Admittedly I know probably less than you do, as GPUs really aren't my thing, so I was serious in that I am confused about this, and need more info, or a different way to explain why they are doing it this way.
And if anything, this relates to TSMC having issues...AMD and Nv seemingly have just chosen to deal with it differently. We know that the current 7-series cards have HUGE OC potential...to me it doesn't make sense that they didn't release those cards @ 1000 MHz and let the OEMs have 1100-1125 for OC editions...
I'm not saying what nV is doing is wrong, but that it's weird, and curious, and I'd like to know more.

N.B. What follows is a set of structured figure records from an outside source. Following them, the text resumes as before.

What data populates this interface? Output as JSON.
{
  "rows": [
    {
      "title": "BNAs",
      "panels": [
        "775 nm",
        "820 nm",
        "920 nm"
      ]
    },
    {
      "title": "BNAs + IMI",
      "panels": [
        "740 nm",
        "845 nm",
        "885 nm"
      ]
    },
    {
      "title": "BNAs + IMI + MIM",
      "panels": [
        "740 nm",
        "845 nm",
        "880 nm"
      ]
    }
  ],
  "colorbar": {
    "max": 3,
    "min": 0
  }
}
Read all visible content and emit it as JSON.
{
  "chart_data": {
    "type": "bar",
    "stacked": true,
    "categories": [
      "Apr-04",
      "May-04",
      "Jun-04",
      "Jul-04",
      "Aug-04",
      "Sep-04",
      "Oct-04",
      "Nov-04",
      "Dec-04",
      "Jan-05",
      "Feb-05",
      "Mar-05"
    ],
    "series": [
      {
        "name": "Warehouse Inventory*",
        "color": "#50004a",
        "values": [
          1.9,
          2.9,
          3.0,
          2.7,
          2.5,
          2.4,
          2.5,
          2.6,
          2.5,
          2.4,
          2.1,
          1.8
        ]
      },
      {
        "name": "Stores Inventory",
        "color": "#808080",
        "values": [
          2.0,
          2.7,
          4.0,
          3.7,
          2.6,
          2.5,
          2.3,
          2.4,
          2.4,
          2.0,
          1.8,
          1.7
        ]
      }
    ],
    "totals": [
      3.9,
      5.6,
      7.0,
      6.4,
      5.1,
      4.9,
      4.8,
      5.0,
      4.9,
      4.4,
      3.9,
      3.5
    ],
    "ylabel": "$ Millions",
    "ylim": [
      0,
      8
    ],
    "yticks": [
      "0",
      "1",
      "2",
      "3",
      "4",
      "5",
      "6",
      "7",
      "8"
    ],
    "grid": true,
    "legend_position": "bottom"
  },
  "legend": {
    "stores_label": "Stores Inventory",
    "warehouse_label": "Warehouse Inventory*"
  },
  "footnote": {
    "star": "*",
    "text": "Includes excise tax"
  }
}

Nvidia has historically failed to allow for much manufacturing error, meaning a substantially lower yield on new processes, and clock/heat issues resulting from it.
If you have a voltage drop of .2v in the core and you have a targeted speed of 1Ghz at 1.2vcore, you then have to run 1.4vcore to achieve your target numbers, but at a hugely increased thermal load. I am guessing this is Nvidias problem with this chip, but also why they have been able to beat AMD/ATI in performance per mm. How many threads about dead 8800's do we have due to heat issues? Lower the voltage and heat output and your competitive advantage dies when your clocks fall, and your yields suffer.
With this all said though, I think Kepler is going to be screaming fast, but how much more does your electricity bill have to be to gain that performance and is it worth using your computer as a mini-space heater?
If it were so much cooler they would have used a single slot cooler.
If it was so much faster they would be shouting it from the roof.
If it were available........but its not.
So here we are. Speculation about a feature that mah help fix a problem no one had or cared about, or just some media spin from marketing to generate some green fog in our brains.
Every time people bring up Nvidia cards they feel obligated to describe them as monsterous, hot, power-plant fueled alternatives to AMD's offerings. Clearly people care about Power Consumption, and heat is always an issue, so I have no idea what you're getting at there.
As for the possibility of a Single-Slot Cooler, who knows, but I'm well adjusted to not needing one. Usually only one or two AMD cards are specially designed by manufacturers to support single slot coolers, and those run pretty damn hot. It's just not cost-efficient these days. I don't see people complaining when AMD does it.
You're also forgetting the kicker, this was intended to be Nvidia's mid-range chip. They may not price it accordingly, but that was the original intent.